The All-Important Cost Factor

That cost parameter is everything. It determines the number of hashing rounds, and it scales exponentially. A cost of 10 might take ~100ms to compute on your laptop. A cost of 11 takes ~200ms. A cost of 12 takes ~400ms. This is the feature that makes bcrypt resilient.

You want this to be as high as you can possibly tolerate on your specific hardware without making your login requests painfully slow. On a modern web server, a cost of 12 or even 13 is often reasonable. You must benchmark this. Don’t just copy-paste DefaultCost from a tutorial written five years ago. Run a quick benchmark on your production-grade hardware to see what the latency impact is.

func benchmarkCost(cost int) {
    start := time.Now()
    bcrypt.GenerateFromPassword([]byte("my password"), cost)
    duration := time.Since(start)
    fmt.Printf("Cost %d: %v\n", cost, duration)
}
// Run this against different costs to find your sweet spot.

Comparing Passwords: CompareHashAndPassword

When a user logs in, you don’t “decrypt” the hash. That’s impossible. Instead, you take the password they just typed, hash it using the exact same parameters (which are conveniently stored in the original hash string), and see if the two hashes match. This is what CompareHashAndPassword does for you.

func main() {
    // The string you fetched from the database.
    storedHash := "$2a$10$zaY2nGXRSzQeDqdsYRWEU.Ovl0m6hrlizaHi6hL3pHM6sQX6WzJjC"

    // The password from the user's login attempt.
    loginPassword := []byte("supersecretpassword123")

    // This is the moment of truth.
    err := bcrypt.CompareHashAndPassword([]byte(storedHash), loginPassword)
    if err != nil {
        // Passwords don't match. Log the attempt, tell the user "nope".
        fmt.Println("Authentication failed:", err)
        return
    }

    // Success! The user is who they say they are.
    fmt.Println("Authentication successful!")
}

The brilliance here is that the function handles everything: parsing the stored hash to find the cost and salt, applying those to the new password, and doing a constant-time comparison.
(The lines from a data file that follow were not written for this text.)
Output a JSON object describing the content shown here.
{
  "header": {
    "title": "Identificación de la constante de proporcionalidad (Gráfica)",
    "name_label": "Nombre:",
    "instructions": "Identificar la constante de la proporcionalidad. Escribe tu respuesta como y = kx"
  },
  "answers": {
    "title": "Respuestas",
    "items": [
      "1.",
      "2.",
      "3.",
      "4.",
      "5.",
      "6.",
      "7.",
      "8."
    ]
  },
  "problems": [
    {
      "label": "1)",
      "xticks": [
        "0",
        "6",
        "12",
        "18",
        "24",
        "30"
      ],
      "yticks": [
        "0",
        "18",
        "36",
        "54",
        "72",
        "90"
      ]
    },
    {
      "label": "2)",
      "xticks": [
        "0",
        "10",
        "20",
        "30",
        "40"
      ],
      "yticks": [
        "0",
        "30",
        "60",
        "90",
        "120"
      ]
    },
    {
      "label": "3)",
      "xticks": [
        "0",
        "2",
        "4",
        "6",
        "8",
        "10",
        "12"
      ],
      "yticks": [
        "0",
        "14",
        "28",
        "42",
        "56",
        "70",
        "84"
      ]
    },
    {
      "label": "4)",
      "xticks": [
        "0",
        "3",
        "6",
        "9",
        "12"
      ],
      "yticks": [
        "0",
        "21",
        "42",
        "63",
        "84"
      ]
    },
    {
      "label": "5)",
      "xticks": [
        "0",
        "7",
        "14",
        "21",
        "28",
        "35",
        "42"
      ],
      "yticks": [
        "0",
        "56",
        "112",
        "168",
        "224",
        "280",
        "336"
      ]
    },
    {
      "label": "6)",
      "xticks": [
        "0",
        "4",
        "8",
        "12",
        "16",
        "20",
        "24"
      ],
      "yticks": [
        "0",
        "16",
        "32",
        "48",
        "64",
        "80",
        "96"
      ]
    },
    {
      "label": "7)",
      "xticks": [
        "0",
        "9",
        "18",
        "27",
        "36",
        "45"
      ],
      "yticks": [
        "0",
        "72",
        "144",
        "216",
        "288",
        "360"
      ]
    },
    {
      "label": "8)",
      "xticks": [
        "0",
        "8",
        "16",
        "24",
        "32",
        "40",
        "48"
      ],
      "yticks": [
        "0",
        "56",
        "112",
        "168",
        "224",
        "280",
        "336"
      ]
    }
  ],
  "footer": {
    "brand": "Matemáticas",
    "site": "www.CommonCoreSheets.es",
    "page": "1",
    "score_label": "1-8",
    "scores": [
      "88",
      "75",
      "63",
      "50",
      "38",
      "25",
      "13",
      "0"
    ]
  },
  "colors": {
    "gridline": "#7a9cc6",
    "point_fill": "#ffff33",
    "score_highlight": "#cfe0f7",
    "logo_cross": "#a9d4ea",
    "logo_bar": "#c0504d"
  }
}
Which brings me to my next point…

The Constant-Time Comparison Thing

This is a subtle but critical detail. A naive byte-by-byte comparison would stop at the first mismatched byte. This is bad because an attacker could theoretically measure tiny timing differences to slowly figure out the correct hash. bcrypt.CompareHashAndPassword uses a constant-time comparison under the hood. It takes the same amount of time to compare two hashes whether they’re identical or completely different. It closes that potential timing side-channel. You get this for free, which is fantastic.
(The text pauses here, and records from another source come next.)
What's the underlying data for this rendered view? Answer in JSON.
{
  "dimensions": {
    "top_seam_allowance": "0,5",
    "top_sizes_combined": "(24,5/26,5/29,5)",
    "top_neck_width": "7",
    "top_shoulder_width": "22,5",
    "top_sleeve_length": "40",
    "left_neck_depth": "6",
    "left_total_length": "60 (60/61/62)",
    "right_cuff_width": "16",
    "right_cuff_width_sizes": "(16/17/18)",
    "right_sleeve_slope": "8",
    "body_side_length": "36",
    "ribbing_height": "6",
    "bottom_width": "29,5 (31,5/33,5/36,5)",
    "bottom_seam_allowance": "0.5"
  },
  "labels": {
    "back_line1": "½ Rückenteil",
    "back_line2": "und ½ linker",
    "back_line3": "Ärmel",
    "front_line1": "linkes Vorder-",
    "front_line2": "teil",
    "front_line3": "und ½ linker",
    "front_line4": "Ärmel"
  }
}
Common Pitfalls and Sharp Edges

  1. Upgrading the Cost: What happens when you decide your cost of 10 isn’t good enough anymore? You can’t just change it for existing users. The next time a user successfully logs in, you have a plaintext password (for a brief moment). That’s your chance to re-hash it with the new, higher cost and update their database record.
  2. Password Length: BCrypt has a de facto limit of 50-72 bytes. Passwords longer than this are truncated. Yes, you read that right. It’s the one genuinely weird design choice. If a user enters a 100-character password, only the first 72 characters matter for the hash. This is almost never a practical issue (if your users are writing essays for passwords, you have a different kind of problem), but you should know it’s there. It’s a historical artifact of the algorithm’s design.
  3. The []byte Dance: The library works on byte slices, not strings. This is mildly annoying but forces you to think about wiping the sensitive data from memory. You can (and should) zero out the []byte slice containing the plaintext password when you’re done with it, which you can’t do with a string (as they are immutable). It’s a small security-conscious design.